Let $(E,\|\cdot \|_1)$ be the normed space of continuous functions from $[0,1]$ to $\mathbb R$. Let's consider $F$ the subset of $E$ of functions verifying $f(0)=0$. I want to show that $F$ is dense in $E$. My idea is to take a function $f\in E$ and try to come up with a sequence of functions $(f_n)$ in $F$ such that $(f_n)$ converge to $f$; that is we need :
$f_n$ is continuous on $[0,1]$ for each $n$,
$f_n(0)=0$ for each $n$ and
$\displaystyle\lim_{n\to \infty} \int_0^1 \left|f_n(x)-f(x)\right| dx = 0$
I guess that $f_n$ will be $f$ on some parts depending on $n$ of $[0,1]$ and zero otherwise but I could not write this correctly.

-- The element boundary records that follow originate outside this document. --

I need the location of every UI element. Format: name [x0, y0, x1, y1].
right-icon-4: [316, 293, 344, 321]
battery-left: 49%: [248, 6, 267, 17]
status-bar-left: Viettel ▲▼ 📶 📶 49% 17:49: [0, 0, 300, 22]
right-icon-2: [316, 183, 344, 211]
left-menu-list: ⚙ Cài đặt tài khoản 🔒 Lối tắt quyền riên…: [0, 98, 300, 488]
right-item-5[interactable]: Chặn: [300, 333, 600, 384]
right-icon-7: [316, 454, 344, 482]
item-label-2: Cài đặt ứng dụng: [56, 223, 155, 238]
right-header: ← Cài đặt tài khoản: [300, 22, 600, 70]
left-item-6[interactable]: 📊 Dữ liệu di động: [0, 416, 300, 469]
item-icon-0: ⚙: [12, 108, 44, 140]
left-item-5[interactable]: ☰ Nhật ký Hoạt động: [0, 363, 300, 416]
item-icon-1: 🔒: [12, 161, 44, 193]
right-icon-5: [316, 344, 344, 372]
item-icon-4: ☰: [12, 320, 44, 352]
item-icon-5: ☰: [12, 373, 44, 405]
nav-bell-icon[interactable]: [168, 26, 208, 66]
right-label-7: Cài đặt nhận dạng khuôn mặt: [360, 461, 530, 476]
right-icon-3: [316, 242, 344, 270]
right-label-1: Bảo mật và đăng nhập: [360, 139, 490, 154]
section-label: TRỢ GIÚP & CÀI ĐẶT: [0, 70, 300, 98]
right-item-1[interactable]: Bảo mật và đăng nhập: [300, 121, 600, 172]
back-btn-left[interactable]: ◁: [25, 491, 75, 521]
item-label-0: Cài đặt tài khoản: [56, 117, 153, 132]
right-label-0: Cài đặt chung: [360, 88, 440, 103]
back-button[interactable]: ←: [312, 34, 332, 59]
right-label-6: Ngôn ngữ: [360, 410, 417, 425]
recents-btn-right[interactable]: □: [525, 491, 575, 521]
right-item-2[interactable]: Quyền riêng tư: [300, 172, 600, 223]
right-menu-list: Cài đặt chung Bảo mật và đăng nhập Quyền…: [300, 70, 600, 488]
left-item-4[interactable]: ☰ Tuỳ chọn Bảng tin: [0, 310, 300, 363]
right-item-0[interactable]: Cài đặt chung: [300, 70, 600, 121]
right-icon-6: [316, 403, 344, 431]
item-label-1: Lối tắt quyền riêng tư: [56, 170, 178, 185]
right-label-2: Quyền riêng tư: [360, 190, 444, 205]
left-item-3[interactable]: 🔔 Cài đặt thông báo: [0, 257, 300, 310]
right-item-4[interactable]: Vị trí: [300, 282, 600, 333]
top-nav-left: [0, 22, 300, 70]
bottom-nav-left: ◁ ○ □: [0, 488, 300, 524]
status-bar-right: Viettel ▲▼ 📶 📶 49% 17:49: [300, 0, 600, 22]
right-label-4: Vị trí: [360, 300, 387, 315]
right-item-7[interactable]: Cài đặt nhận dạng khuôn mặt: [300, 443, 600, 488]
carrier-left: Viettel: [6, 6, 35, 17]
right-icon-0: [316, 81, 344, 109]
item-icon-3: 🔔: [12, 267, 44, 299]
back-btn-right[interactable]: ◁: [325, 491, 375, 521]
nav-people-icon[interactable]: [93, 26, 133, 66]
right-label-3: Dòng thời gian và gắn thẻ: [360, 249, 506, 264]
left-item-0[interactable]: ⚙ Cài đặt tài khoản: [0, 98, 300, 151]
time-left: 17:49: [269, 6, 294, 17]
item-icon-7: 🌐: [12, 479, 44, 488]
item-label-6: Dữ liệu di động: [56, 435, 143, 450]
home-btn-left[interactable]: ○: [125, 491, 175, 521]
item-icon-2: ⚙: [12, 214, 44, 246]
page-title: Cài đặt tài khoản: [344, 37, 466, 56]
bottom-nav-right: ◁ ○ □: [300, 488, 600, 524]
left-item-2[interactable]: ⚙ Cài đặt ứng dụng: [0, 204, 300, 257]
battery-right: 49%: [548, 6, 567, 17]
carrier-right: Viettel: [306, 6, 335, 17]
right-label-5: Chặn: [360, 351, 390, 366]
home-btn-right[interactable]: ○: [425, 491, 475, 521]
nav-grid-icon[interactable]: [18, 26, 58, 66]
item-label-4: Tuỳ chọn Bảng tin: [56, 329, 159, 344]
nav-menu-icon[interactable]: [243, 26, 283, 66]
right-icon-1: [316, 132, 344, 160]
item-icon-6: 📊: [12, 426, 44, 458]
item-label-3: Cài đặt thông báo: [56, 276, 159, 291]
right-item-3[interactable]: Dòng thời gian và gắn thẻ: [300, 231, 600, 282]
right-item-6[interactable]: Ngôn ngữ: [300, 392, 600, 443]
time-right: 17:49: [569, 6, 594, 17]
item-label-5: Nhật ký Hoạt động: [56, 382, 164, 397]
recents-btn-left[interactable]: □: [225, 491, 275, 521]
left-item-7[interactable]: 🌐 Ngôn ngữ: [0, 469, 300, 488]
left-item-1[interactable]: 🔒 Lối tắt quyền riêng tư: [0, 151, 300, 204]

Let $f_n:[0,1]\rightarrow\mathbb R$ be given by $f_n(x)=f(1/n)n x$ for $x\in[0,1/n]$ and $f_n(x)=f(x)$ otherwise. The left and right limits at $1/n$ exist and coincide, otherwise the function is continuous. Finally, we have $\int|f_n(x)-f(x)|\mathrm dx=\int_0^{1/n}|f_n(x)-f(x)|\mathrm dx\le\int_0^{1/n}|f_n(x)|\mathrm{d}x+\int_0^{1/n}|f(x)|\mathrm{d}x\le 2\|f\|_\infty/n$, which also shows that $f_n$ is integrable. Of course, in the last inequality it would be sufficient to take $\max_{0\le x\le 1/n}|f(x)|$, which is taken since we consider a continuous function on a compact set.